I am trying to determine the volume of the blue shaded area in the first figure. This volume is essentially the volume between two tilted ellipses (one up and one down). Since I am not well versed with double integrals, I will include comments on what my thinking process is so that responders can correct me and I can think about this the correct way.
The volume is given by:
$$V = \int^{2\pi}_0\int^r_0h(\phi)rdrd\phi$$
where $h$ is the height, $r$ is the distance from the left focus and $\phi$ is the angle measured from the focus (see Fig. 2). In Fig. 2 "P" is the left focus and "O" is the center of the ellipse. Now, I guess the way I am seeing this is that there is a slice in the $r$ direction with a height of $h$ (z-axis). The volume is then determined by sweeping this slice along the $\phi$ direction. It turns out that the equation for this slice is given by,
$$h(\phi)r = \frac{R^2\sin^3\beta}{(1-\cos\beta\cos\phi)^2}$$
where $\beta$ is an angle that is constant. $R$ is the semi-minor axis of the ellipse and $\frac{R}{\sin\beta}$ is the semi-major axis of the ellipse as shown in the second figure. From Wikipedia, the polar form relative to the focus is:
$$r(\phi)=\frac{a(1-e^2)}{1\pm e\cos\phi}$$
where $a$ is the semi-major axis and
$$e = \sqrt{1-\frac{b^2}{a^2}} = \sqrt{1-\frac{R^2}{\frac{R^2}{\sin^2\beta}}} = \sqrt{1-\sin^2\beta} = \cos\beta $$
where $b$ is the semi-minor axis.
So, continuing on, this is what I think the double integral becomes
$$V = \int^{2\pi}_0\int^{\frac{a(1-e^2)}{1\pm e\cos\phi}}_0\frac{R^2\sin^3\beta}{(1-\cos\beta\cos\phi)^2}drd\phi$$
or
$$V = 2{R^2\sin^3\beta}\int^{\pi}_0\int^{\frac{a(1-e^2)}{1\pm e\cos\phi}}_0\frac{1}{(1-\cos\beta\cos\phi)^2}drd\phi$$
Since the volume is symmetrical about the $\phi$ direction, the outer integral upper bound is replaced by $\pi$ and the entire integral is multiplied by 2.
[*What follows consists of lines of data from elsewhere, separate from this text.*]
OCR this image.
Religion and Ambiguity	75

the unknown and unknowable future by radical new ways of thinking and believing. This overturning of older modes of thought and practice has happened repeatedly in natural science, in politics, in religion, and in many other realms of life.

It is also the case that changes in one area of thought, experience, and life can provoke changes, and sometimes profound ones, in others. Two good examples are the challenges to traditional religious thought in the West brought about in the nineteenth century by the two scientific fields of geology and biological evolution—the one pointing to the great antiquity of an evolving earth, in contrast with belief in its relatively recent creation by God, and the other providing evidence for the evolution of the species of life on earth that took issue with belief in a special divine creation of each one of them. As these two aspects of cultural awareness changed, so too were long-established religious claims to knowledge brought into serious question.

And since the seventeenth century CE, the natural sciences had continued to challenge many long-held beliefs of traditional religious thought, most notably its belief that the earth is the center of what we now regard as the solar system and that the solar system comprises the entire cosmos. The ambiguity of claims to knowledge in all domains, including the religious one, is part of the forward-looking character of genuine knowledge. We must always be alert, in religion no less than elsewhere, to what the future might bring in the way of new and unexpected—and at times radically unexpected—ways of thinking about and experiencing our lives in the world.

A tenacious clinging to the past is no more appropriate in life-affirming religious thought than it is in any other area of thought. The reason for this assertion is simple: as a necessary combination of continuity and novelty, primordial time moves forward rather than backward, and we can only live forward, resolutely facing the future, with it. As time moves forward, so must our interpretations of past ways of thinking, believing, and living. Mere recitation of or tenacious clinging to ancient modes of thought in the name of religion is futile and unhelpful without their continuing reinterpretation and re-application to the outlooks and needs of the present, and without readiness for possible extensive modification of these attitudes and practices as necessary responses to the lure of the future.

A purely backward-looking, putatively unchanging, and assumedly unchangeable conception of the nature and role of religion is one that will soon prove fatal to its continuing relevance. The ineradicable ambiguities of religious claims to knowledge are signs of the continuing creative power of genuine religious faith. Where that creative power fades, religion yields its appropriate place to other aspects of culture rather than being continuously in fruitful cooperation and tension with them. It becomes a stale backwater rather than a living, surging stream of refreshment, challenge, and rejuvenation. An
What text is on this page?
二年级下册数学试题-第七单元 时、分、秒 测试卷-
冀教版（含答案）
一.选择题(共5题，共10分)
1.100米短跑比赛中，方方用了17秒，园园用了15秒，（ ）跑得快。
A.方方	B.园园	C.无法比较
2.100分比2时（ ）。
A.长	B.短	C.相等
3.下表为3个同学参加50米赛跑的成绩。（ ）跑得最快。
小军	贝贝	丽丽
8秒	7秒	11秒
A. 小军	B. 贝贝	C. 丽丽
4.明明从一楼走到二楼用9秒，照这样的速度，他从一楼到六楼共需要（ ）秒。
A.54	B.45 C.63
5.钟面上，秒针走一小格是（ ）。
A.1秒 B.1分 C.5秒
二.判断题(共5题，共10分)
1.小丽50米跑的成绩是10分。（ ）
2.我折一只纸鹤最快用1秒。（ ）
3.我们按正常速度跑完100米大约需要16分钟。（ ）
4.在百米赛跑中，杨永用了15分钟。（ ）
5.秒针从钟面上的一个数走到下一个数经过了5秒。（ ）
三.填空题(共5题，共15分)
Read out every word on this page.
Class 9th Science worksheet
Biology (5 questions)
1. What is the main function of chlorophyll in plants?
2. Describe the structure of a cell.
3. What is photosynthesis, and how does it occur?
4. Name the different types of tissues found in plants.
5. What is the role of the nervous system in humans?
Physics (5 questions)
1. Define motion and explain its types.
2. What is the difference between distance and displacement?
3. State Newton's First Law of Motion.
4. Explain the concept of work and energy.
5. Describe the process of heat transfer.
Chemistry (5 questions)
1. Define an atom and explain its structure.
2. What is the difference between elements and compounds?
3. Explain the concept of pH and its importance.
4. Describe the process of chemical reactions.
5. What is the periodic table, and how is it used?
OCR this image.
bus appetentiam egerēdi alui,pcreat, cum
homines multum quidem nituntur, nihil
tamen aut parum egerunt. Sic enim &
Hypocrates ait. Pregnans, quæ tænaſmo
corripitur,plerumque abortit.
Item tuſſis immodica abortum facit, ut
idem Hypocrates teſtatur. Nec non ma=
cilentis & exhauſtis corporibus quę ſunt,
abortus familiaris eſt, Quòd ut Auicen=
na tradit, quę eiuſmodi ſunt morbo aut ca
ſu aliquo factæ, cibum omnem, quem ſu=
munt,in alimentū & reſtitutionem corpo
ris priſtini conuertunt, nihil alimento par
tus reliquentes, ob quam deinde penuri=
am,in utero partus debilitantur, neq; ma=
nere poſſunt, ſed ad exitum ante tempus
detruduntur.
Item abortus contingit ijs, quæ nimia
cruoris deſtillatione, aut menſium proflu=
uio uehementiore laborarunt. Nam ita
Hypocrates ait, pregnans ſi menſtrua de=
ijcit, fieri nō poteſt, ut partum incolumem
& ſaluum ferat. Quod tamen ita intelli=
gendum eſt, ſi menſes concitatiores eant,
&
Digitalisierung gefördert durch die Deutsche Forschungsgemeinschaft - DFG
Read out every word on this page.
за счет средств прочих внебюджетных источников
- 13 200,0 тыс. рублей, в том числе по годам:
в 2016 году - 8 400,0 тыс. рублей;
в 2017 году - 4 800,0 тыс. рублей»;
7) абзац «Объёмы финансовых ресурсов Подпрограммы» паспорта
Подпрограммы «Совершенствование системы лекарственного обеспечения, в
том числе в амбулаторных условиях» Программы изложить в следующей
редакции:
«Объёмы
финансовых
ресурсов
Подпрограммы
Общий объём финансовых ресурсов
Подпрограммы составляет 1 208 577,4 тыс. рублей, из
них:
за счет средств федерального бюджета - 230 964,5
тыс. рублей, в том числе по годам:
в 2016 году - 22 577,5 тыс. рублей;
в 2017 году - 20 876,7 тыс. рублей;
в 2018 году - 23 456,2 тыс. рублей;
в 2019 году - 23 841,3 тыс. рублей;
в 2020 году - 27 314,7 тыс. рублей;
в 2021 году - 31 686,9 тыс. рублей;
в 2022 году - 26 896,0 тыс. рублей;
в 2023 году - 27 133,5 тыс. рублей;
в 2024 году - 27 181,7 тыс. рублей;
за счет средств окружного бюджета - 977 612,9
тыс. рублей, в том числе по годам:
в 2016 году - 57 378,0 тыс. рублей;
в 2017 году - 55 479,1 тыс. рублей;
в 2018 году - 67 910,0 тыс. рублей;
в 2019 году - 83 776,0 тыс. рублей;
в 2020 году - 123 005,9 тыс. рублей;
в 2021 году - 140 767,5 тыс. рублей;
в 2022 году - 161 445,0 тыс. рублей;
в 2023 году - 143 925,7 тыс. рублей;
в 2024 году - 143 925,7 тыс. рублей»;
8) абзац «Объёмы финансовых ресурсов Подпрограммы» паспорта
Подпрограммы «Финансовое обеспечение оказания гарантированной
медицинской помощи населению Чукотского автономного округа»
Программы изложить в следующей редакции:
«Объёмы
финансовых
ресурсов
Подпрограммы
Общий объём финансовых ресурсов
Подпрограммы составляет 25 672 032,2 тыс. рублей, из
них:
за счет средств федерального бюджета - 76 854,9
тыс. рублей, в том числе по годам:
The upper bound for the inside integral can be simplified to
$$\frac{a(1-e^2)}{1\pm e\cos\phi} = \frac{\frac{R}{\sin\beta}(1-\cos^2\beta)}{1\pm \cos\beta\cos\phi} = \frac{R\sin\beta}{1\pm \cos\beta\cos\phi} $$
Since the upper bound for the integral on $r$ is a function of $\phi$, it seems to me that the inside integral has to be the one over $r$ and not $\phi$ (please confirm). So after evaluating the inside integral, I get:
$$V = 2{R^2\sin^3\beta}\int^{\pi}_0\frac{1}{(1-\cos\beta\cos\phi)^2}{\frac{R\sin\beta}{1\pm \cos\beta\cos\phi}}d\phi$$
Now before this integral even gets evaluated, I'm starting to get bogged down. From Fig. 2, I think the portion of the ellipse where the second half of the denominator is equal to $1-\cos\beta\cos\phi$ is to the right of the focus "P" and to the left of the focus "P", the right half of the denominator is equal to $1+\cos\beta\cos\phi$.
So should I split the integral up into two portions as in,
$$V = 2{R^3\sin^4\beta}\int_{0}^{\frac{\pi}{2}}\frac{1}{(1-\cos\beta\cos\phi)^2}{\frac{1}{1 - \cos\beta\cos\phi}}d\phi + 2{R^3\sin^4\beta}\int_{\frac{\pi}{2}}^{\pi} \frac{1}{(1-\cos\beta\cos\phi)^2}{\frac{1}{1 + \cos\beta\cos\phi}}d\phi$$
Any help including coming up with the final solution is welcome.
EDIT: Drawing of the volume in x and z plane only has been added for clarification.